3D-Sensor-Bai-Lab-Recording-Booth

A sound-proof chamber in Bai’s lab for recording brain organoid activity captured by the 3D sensor.

Stein recommends participating in workshops co-founded by KickStart Venture Services. “One of the most useful things was the three-day Triangle Universities Startup Workshop offered by UNC, Duke and NC State,” he said. “The workshop is something every professor should attend because we’re often stuck in the science. If you have an idea with commercial potential, the sessions help you understand new aspects of your work and how you can create a startup to get your idea out there.”

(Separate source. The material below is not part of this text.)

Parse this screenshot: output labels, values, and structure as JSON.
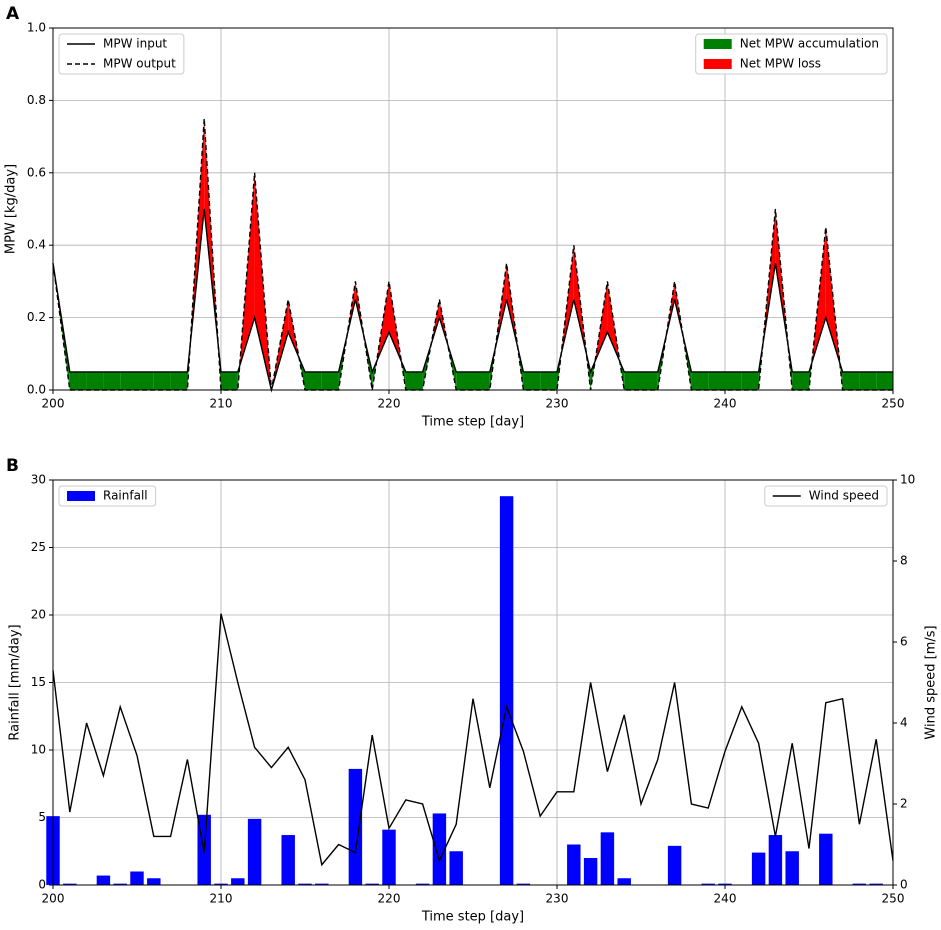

As the team works with Carolina’s technology commercialization team on the intellectual property (IP) process, it is evaluating various paths for moving the technology to market. Thes may include forming a startup company, licensing IP to the company and directly selling the sensor technology. Opportunities for expansion could include offering contracted research services that conduct organoid recordings and differentiation for labs or companies that don’t perform these themselves.

“It’s rewarding to work with Jason and Wubin as they’ve advanced this concept into a commercially compelling innovation,” said Chance Rainwater, PhD, senior commercialization manager at UNC-Chapel Hill. “This sensor technology addresses a critical need in neuroscience research, and the team’s creativity and momentum make the commercial pathway especially promising. I’m excited about the patent UNC is advancing and optimistic this platform can become a powerful tool to improve how researchers and clinicians understand and treat psychiatric disorders.”